For an authentic slice of St. Petersburg life, I strongly encourage you to join in the City Gala (Den’ goroda). All main boulevards are closed off to traffic, there’s a big, lively parade, and the streets are filled with spirited merrymakers brandishing banners and streamers.
St. Petersburg today
Modernism and economic development have had a very strong impact on St. Petersburg. Many of the old-fashioned shops that used to be found just below the building entrances have been replaced by supermarkets or chic bars. You can, however, still come across the old ten-storey buildings called kolodets (’wells’ in Russian, in reference to their dingy courtyards), which were equipped with rickety lifts a century or so ago.
Ten years ago the Nevski Prospekt – St. Petersburg’s spin on the Champs-Élysées – was something of a dismal post-Soviet-era void. Today it is home to the most fashionable European boutiques and any number of beautifully renovated private manors. In the space of just one decade, the urban population has begun to desert the city’s traditional covered markets in favour of modern supermarkets. The young inhabitants of Peter, who are eager to show off their gadgets, dapper clothes and piercings, will be the first to explain that yes, Russia has changed, and that the economic and social revolution that began in the 1990s carries on, full speed ahead.

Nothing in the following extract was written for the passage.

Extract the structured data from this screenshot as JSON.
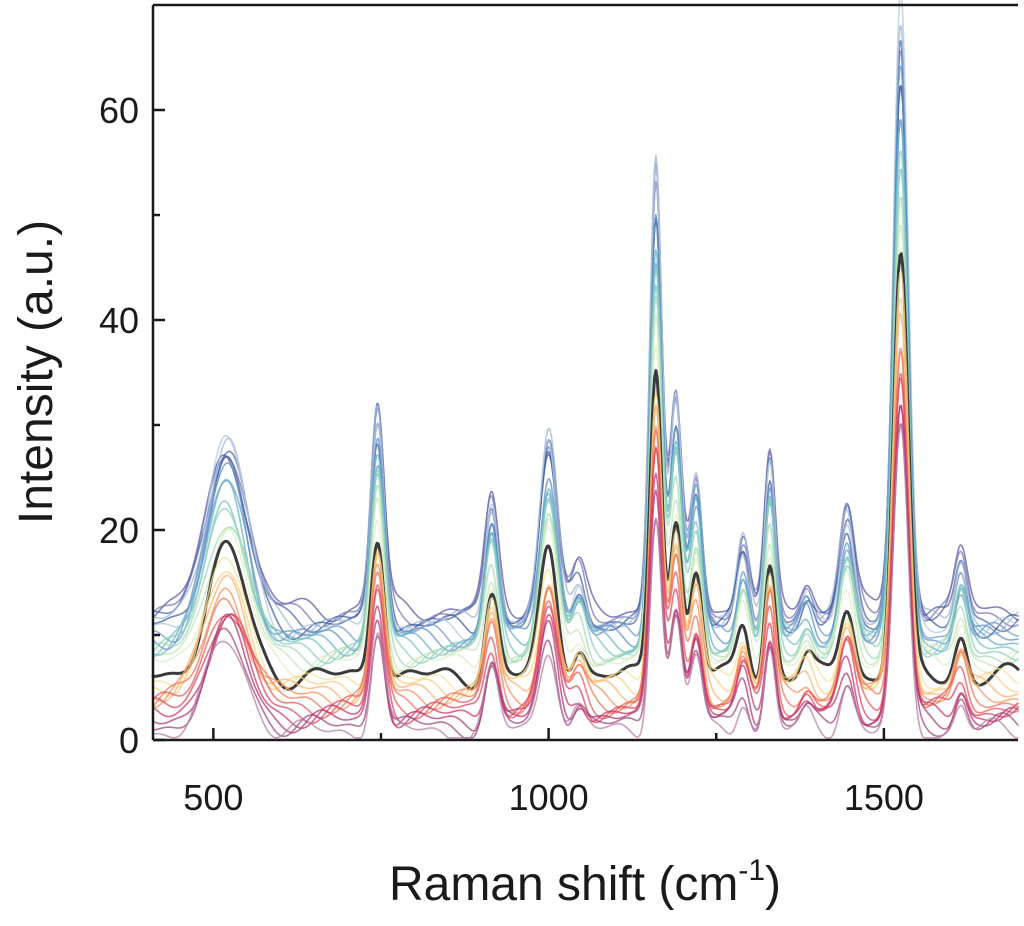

While social inequality is still a fact of life amongst the Russian people, it is the new-found wealth of the middle and upper classes that is most striking. The old communal apartments of centre city (a sort of flatshare à la Soviet) are slowly being bought up by the nouvelle bourgeoisie, who also build swank homes outside the city limits. While this tendency puts the lowest-income families - who used to be able to find affordable flats in town - at a decided disadvantage, it also means that some of Peter’s oldest buildings are finally being restored by their new owners.
Visa: Procuring a visa for Russia can be rather challenging if you intend to improvise and go it on your own. It is preferable to first book a room in a good hotel, as they will send you the necessary invitation papers for your trip. You may also choose a group tour.